Submitted to: Meeting Abstract
Publication Type: Proceedings
Publication Acceptance Date: 12/1/2000
Publication Date: N/A
Citation: Interpretive Summary:
Technical Abstract: The amount of Ca in a meal that can be absorbed and utilized in the human body (i.e., the bioavailable Ca content) is determined by numerous complex interacting factors that include environmental, physiological and genetic variables. Therefore, the total Ca content of a meal may not reflect the amount of Ca that can be absorbed and retained within the body for metabolic processes (e.g., bone mineralization). Various dietary and physiological factors can change intestinal absorption & body utilization of Ca. For example, 'antinutrients' (e.g., oxalic acid, phytic acid, saturated fats, heavy metals, fibers high in uronic acid moieties, etc.) that lower Ca bioavailability, or promoter substances (e.g., vitamin D and inulin) that increase Ca bioavailability are found in various foods.

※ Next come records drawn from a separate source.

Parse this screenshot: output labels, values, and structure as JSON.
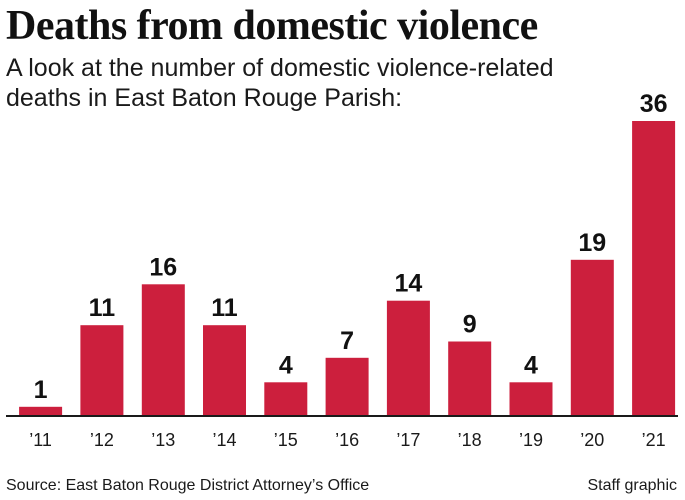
{
  "title": "Deaths from domestic violence",
  "subtitle": "A look at the number of domestic violence-related deaths in East Baton Rouge Parish:",
  "source": "Source: East Baton Rouge District Attorney’s Office",
  "credit": "Staff graphic",
  "colors": {
    "bar": "#cc1f3d",
    "baseline": "#1a1a1a"
  },
  "chart_data": {
    "type": "bar",
    "categories": [
      "’11",
      "’12",
      "’13",
      "’14",
      "’15",
      "’16",
      "’17",
      "’18",
      "’19",
      "’20",
      "’21"
    ],
    "values": [
      1,
      11,
      16,
      11,
      4,
      7,
      14,
      9,
      4,
      19,
      36
    ],
    "title": "Deaths from domestic violence",
    "xlabel": "",
    "ylabel": "",
    "ylim": [
      0,
      36
    ],
    "grid": false,
    "data_labels": true
  }
}
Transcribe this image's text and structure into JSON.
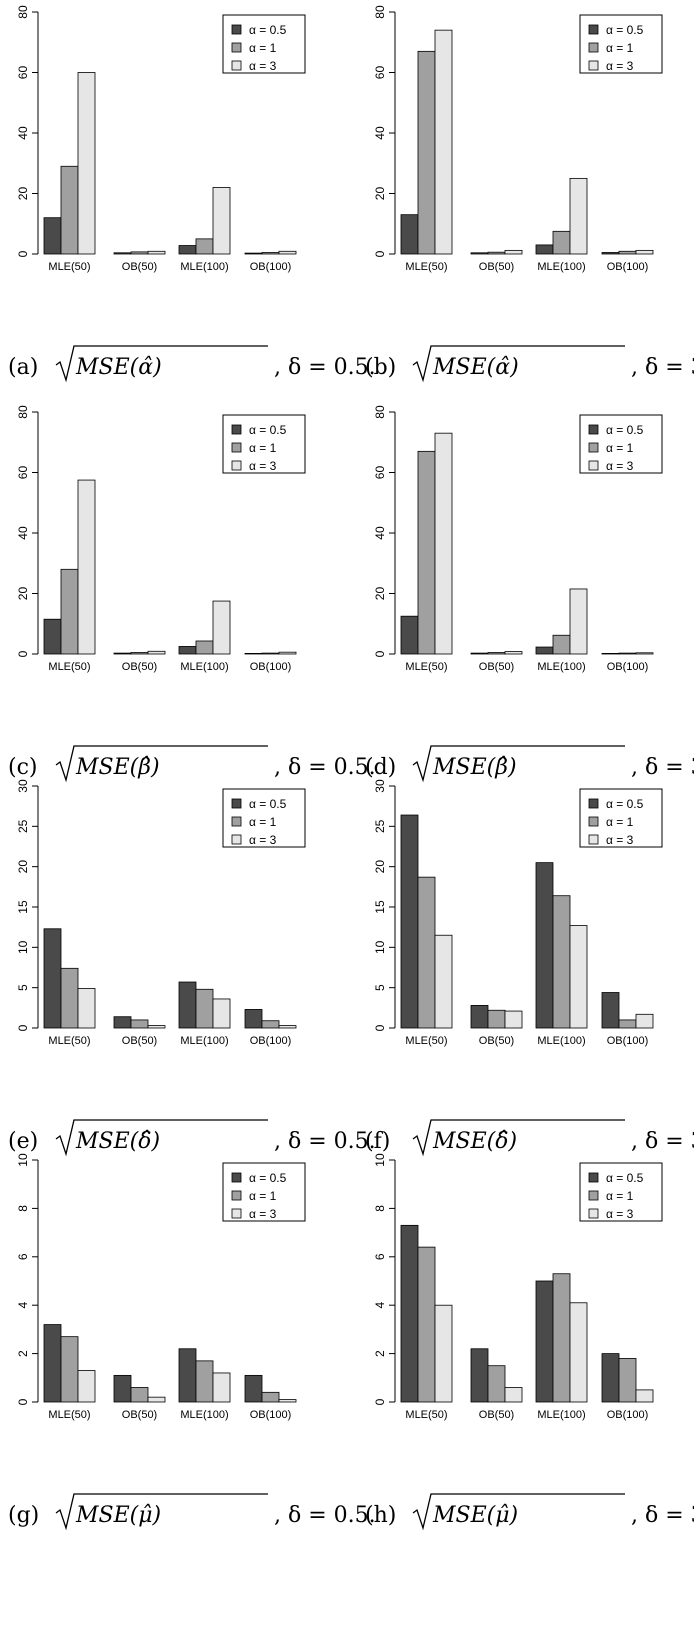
{
  "figure": {
    "panels": [
      {
        "label": "(a)",
        "quantity": "MSE(α̂)",
        "delta": "δ = 0.5."
      },
      {
        "label": "(b)",
        "quantity": "MSE(α̂)",
        "delta": "δ = 3."
      },
      {
        "label": "(c)",
        "quantity": "MSE(β̂)",
        "delta": "δ = 0.5."
      },
      {
        "label": "(d)",
        "quantity": "MSE(β̂)",
        "delta": "δ = 3."
      },
      {
        "label": "(e)",
        "quantity": "MSE(δ̂)",
        "delta": "δ = 0.5."
      },
      {
        "label": "(f)",
        "quantity": "MSE(δ̂)",
        "delta": "δ = 3."
      },
      {
        "label": "(g)",
        "quantity": "MSE(μ̂)",
        "delta": "δ = 0.5."
      },
      {
        "label": "(h)",
        "quantity": "MSE(μ̂)",
        "delta": "δ = 3."
      }
    ]
  },
  "legend": {
    "labels": [
      "α = 0.5",
      "α = 1",
      "α = 3"
    ],
    "position": "top-right"
  },
  "colors": {
    "series": [
      "#4a4a4a",
      "#a0a0a0",
      "#e6e6e6"
    ],
    "bar_stroke": "#000000",
    "axis": "#000000",
    "background": "#ffffff"
  },
  "chart_data": [
    {
      "type": "bar",
      "categories": [
        "MLE(50)",
        "OB(50)",
        "MLE(100)",
        "OB(100)"
      ],
      "ylim": [
        0,
        80
      ],
      "yticks": [
        0,
        20,
        40,
        60,
        80
      ],
      "series": [
        {
          "name": "α = 0.5",
          "values": [
            12,
            0.4,
            2.8,
            0.3
          ]
        },
        {
          "name": "α = 1",
          "values": [
            29,
            0.7,
            5,
            0.5
          ]
        },
        {
          "name": "α = 3",
          "values": [
            60,
            0.9,
            22,
            0.9
          ]
        }
      ],
      "legend": "top-right",
      "grid": false
    },
    {
      "type": "bar",
      "categories": [
        "MLE(50)",
        "OB(50)",
        "MLE(100)",
        "OB(100)"
      ],
      "ylim": [
        0,
        80
      ],
      "yticks": [
        0,
        20,
        40,
        60,
        80
      ],
      "series": [
        {
          "name": "α = 0.5",
          "values": [
            13,
            0.4,
            3,
            0.5
          ]
        },
        {
          "name": "α = 1",
          "values": [
            67,
            0.6,
            7.5,
            0.9
          ]
        },
        {
          "name": "α = 3",
          "values": [
            74,
            1.2,
            25,
            1.2
          ]
        }
      ],
      "legend": "top-right",
      "grid": false
    },
    {
      "type": "bar",
      "categories": [
        "MLE(50)",
        "OB(50)",
        "MLE(100)",
        "OB(100)"
      ],
      "ylim": [
        0,
        80
      ],
      "yticks": [
        0,
        20,
        40,
        60,
        80
      ],
      "series": [
        {
          "name": "α = 0.5",
          "values": [
            11.5,
            0.3,
            2.5,
            0.2
          ]
        },
        {
          "name": "α = 1",
          "values": [
            28,
            0.5,
            4.3,
            0.3
          ]
        },
        {
          "name": "α = 3",
          "values": [
            57.5,
            0.9,
            17.5,
            0.6
          ]
        }
      ],
      "legend": "top-right",
      "grid": false
    },
    {
      "type": "bar",
      "categories": [
        "MLE(50)",
        "OB(50)",
        "MLE(100)",
        "OB(100)"
      ],
      "ylim": [
        0,
        80
      ],
      "yticks": [
        0,
        20,
        40,
        60,
        80
      ],
      "series": [
        {
          "name": "α = 0.5",
          "values": [
            12.5,
            0.3,
            2.3,
            0.2
          ]
        },
        {
          "name": "α = 1",
          "values": [
            67,
            0.5,
            6.2,
            0.3
          ]
        },
        {
          "name": "α = 3",
          "values": [
            73,
            0.8,
            21.5,
            0.4
          ]
        }
      ],
      "legend": "top-right",
      "grid": false
    },
    {
      "type": "bar",
      "categories": [
        "MLE(50)",
        "OB(50)",
        "MLE(100)",
        "OB(100)"
      ],
      "ylim": [
        0,
        30
      ],
      "yticks": [
        0,
        5,
        10,
        15,
        20,
        25,
        30
      ],
      "series": [
        {
          "name": "α = 0.5",
          "values": [
            12.3,
            1.4,
            5.7,
            2.3
          ]
        },
        {
          "name": "α = 1",
          "values": [
            7.4,
            1.0,
            4.8,
            0.9
          ]
        },
        {
          "name": "α = 3",
          "values": [
            4.9,
            0.3,
            3.6,
            0.3
          ]
        }
      ],
      "legend": "top-right",
      "grid": false
    },
    {
      "type": "bar",
      "categories": [
        "MLE(50)",
        "OB(50)",
        "MLE(100)",
        "OB(100)"
      ],
      "ylim": [
        0,
        30
      ],
      "yticks": [
        0,
        5,
        10,
        15,
        20,
        25,
        30
      ],
      "series": [
        {
          "name": "α = 0.5",
          "values": [
            26.4,
            2.8,
            20.5,
            4.4
          ]
        },
        {
          "name": "α = 1",
          "values": [
            18.7,
            2.2,
            16.4,
            1.0
          ]
        },
        {
          "name": "α = 3",
          "values": [
            11.5,
            2.1,
            12.7,
            1.7
          ]
        }
      ],
      "legend": "top-right",
      "grid": false
    },
    {
      "type": "bar",
      "categories": [
        "MLE(50)",
        "OB(50)",
        "MLE(100)",
        "OB(100)"
      ],
      "ylim": [
        0,
        10
      ],
      "yticks": [
        0,
        2,
        4,
        6,
        8,
        10
      ],
      "series": [
        {
          "name": "α = 0.5",
          "values": [
            3.2,
            1.1,
            2.2,
            1.1
          ]
        },
        {
          "name": "α = 1",
          "values": [
            2.7,
            0.6,
            1.7,
            0.4
          ]
        },
        {
          "name": "α = 3",
          "values": [
            1.3,
            0.2,
            1.2,
            0.1
          ]
        }
      ],
      "legend": "top-right",
      "grid": false
    },
    {
      "type": "bar",
      "categories": [
        "MLE(50)",
        "OB(50)",
        "MLE(100)",
        "OB(100)"
      ],
      "ylim": [
        0,
        10
      ],
      "yticks": [
        0,
        2,
        4,
        6,
        8,
        10
      ],
      "series": [
        {
          "name": "α = 0.5",
          "values": [
            7.3,
            2.2,
            5.0,
            2.0
          ]
        },
        {
          "name": "α = 1",
          "values": [
            6.4,
            1.5,
            5.3,
            1.8
          ]
        },
        {
          "name": "α = 3",
          "values": [
            4.0,
            0.6,
            4.1,
            0.5
          ]
        }
      ],
      "legend": "top-right",
      "grid": false
    }
  ]
}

Even if Ca is absorbed from a meal, it may not be retained in the body, but may be passed out in the urine & feces (e.g., foods high in Na and protein can increase the urinary loss of Ca reducing Ca utilization) or lost to exfoliated skin, menstrual & semen fluids, milk, and sweat. Physiological factors affecting Ca utilization include Ca status of an individual, their nutritional status with respect to other essential nutrients (e.g., K, Mg, P, B, Zn, Cu, Mn, F, etc.), as well as their age and sex. This review briefly discusses these factors & their interactions as they relate to Ca deficiency rickets within Bangladesh. Agricultural practices that could be used to improve the bioavailable Ca output of farming systems in Bangladesh are addressed. Finding sustainable food-based solutions to Ca related rickets in Bangladeshi children will depend on widespread adoption of agricultural practices directed at increasing the bioavailable Ca content of widely available foods from agricultural systems within Bangladesh.